Balak nodded. "I think you're right. Die well, Montoya." He turned to Shepard. "Come on then, into the elevator with you."
Shepard nodded, stunned. With Balak's aid, he hobbled into the elevator. He turned, leaning against the mesh as the cage began to rise. The tempo of fire rose also as more and more husks poured themselves against the doors. The lobby strobed with red plasma fire, searing Shepard's eyes as the sight disappeared below the concrete of the elevator shaft.
Intel
SRPA BM-003 Razor Carbine
The BM-003, or Bullseye, for Manufacture, no. 003, colloquially named the Razor by users in the field, is the weapon of choice for SRPA Black Ops soldiers. Originally reverse engineered from the Chimera Bullseye submachine gun during the Chimera War (Earth) by the United Kingdom prior to its amalgamation into the Three Worlds Pact, the BM-003 shares its predecessor's plasma burst operation. As with much of the technology developed from that of the Chimera, the exact mechanism through which the weapon operates is not well understood by human science. However, observation of its individual modules has allowed its manufacturers at lease a basic working knowledge. It is known that the Razor consists primarily of a magazine that contains small, cylindrical feeder slugs and a Chimeran power cell from which energy is pulled with each working of the action to convert a single slug into high energy plasma. From the energizing chamber, this plasma is then accelerated by some means down the length of the barrel and towards the target. This process creates significant amounts of heat, though strangely not from the power source.
In operation, the Razor trades precision for rate of fire, a weakness that is compensated for by another of its inherited features. Underslung on each BM-003 Carbine is a 'tag' launcher. The tag itself is a marker that upon striking a solid object adheres to it and attracts plasma fired from the matching carbine towards it. In the field, this has allowed operators to achieve hits on a tagged target from rounds fired anywhere within a thirty-degree cone of the line of fire, and in the case of more practiced users, even reported hits around corners or over other hard cover. When compared to Element Zero powered magnetic accelerators, the Razor shows similar effective firepower, though its mechanism differs. Contrary to popular belief, plasma weaponry does not operate on directed energy principles, and so interacts with mass effect generated kinetic barriers. However, in an atmosphere it is not the kinetic energy of the low-density plasma that causes injury, but the transition of thermal energy. Concentrated Razor fire has been known to melt armor plating a cook flesh, despite never physically breaking its target's kinetic barriers.

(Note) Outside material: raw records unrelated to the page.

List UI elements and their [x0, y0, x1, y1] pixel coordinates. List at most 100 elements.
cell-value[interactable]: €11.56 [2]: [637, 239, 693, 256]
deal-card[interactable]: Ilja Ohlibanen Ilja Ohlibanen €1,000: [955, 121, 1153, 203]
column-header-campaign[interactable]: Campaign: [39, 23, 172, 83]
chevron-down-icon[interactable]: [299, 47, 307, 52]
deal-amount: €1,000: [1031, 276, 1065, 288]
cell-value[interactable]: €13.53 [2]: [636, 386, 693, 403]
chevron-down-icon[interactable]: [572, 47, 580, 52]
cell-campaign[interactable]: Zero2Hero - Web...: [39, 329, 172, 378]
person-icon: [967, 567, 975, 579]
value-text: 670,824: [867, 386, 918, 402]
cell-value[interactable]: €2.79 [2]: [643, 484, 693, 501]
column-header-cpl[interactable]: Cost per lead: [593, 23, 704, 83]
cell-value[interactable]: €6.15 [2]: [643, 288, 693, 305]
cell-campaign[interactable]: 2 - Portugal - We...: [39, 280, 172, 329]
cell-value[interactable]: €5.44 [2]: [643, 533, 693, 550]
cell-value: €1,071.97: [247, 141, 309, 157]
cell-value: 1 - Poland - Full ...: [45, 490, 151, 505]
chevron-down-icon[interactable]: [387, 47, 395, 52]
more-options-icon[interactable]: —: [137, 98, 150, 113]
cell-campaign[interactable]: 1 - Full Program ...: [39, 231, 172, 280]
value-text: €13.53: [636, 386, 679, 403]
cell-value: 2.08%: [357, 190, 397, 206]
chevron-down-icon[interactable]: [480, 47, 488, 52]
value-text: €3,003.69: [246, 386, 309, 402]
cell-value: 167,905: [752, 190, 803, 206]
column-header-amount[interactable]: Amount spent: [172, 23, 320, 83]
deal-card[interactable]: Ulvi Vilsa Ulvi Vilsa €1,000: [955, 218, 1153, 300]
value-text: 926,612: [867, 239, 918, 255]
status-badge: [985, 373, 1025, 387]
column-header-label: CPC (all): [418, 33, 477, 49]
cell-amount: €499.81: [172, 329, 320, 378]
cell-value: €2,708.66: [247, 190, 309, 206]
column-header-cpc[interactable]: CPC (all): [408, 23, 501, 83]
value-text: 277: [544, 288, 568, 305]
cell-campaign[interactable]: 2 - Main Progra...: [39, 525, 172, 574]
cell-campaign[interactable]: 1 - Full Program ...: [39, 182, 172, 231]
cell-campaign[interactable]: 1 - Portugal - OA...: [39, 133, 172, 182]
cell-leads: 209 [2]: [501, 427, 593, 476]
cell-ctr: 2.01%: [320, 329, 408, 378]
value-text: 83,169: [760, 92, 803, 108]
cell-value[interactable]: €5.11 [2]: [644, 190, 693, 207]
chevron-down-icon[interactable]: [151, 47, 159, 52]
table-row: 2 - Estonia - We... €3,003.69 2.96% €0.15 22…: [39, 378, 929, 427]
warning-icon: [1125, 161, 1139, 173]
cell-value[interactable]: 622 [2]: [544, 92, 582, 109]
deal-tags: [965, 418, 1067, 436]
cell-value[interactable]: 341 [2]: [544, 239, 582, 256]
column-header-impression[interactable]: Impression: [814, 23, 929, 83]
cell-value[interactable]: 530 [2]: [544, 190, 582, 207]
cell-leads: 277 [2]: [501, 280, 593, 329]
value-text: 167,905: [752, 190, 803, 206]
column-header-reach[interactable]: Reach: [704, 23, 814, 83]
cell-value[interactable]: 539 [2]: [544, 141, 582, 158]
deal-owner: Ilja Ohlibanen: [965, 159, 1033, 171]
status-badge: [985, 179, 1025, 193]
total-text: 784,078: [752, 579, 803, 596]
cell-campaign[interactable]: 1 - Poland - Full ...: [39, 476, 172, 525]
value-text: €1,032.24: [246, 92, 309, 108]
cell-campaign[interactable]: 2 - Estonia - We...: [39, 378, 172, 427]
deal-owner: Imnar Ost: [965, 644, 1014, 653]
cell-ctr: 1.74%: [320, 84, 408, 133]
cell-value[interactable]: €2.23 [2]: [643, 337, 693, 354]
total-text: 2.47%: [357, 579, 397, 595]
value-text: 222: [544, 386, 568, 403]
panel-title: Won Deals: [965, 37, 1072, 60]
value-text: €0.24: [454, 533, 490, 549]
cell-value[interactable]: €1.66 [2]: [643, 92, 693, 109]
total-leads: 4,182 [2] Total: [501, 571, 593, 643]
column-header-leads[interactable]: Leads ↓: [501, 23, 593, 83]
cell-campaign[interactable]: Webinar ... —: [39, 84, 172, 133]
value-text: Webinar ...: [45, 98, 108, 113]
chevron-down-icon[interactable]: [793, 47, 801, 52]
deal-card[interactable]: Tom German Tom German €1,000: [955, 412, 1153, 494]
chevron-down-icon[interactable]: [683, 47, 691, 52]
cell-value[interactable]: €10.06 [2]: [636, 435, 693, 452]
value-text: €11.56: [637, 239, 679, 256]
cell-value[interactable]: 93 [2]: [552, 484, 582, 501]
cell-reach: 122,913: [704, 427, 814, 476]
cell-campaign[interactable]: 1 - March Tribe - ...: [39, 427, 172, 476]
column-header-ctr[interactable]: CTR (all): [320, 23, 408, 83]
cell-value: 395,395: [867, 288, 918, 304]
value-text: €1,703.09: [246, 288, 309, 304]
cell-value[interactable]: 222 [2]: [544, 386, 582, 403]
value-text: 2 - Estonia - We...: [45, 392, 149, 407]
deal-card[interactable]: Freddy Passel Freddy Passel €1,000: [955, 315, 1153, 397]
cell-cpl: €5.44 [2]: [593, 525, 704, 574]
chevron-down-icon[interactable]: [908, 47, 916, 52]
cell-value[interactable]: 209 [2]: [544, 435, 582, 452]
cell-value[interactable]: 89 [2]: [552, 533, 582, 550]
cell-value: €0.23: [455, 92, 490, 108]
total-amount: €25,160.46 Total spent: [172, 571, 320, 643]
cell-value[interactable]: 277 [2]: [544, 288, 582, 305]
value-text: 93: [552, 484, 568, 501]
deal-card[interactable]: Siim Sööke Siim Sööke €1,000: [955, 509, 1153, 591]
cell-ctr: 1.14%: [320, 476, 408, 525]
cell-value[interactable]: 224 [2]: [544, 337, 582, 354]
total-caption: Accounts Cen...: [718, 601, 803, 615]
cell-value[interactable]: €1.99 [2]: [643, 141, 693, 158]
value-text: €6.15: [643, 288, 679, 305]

The technology behind the Razor has been replicated for application in the SRPA's handgun platform, the BM-005 Deadhand and for heavy weapons such as the XR-007 'Phantom' Burst Cannon. Non SRPA production pulse weaponry using native components also uses a similar mechanism, though at diminished efficiency.
Author's Note:
And so the New Eden arc drives towards its finale. I hope you won't break out the torches and pitchforks for being left with another cliffhanger.
Sorlian- I expect the levels of shoutouts and other references to rise. I'm afraid I took the opportunity presented by the crossover and ran with it. I might just have pulled through a little more than just the odd reference.
OMAC001- Let the lore continue! Human-Alien relations in Aggressor are going to be... interesting, to say the least. As you've likely gathered, humanity's introduction to a strange galaxy has already released a good bucket of butterflies.
RandomReader- Thank you for saying so. I've always found it more interesting to put constraints on our intrepid heroes. Certainly beats the three or four chapter fatigue that sets in when they're allowed to just run roughshod over the galaxy.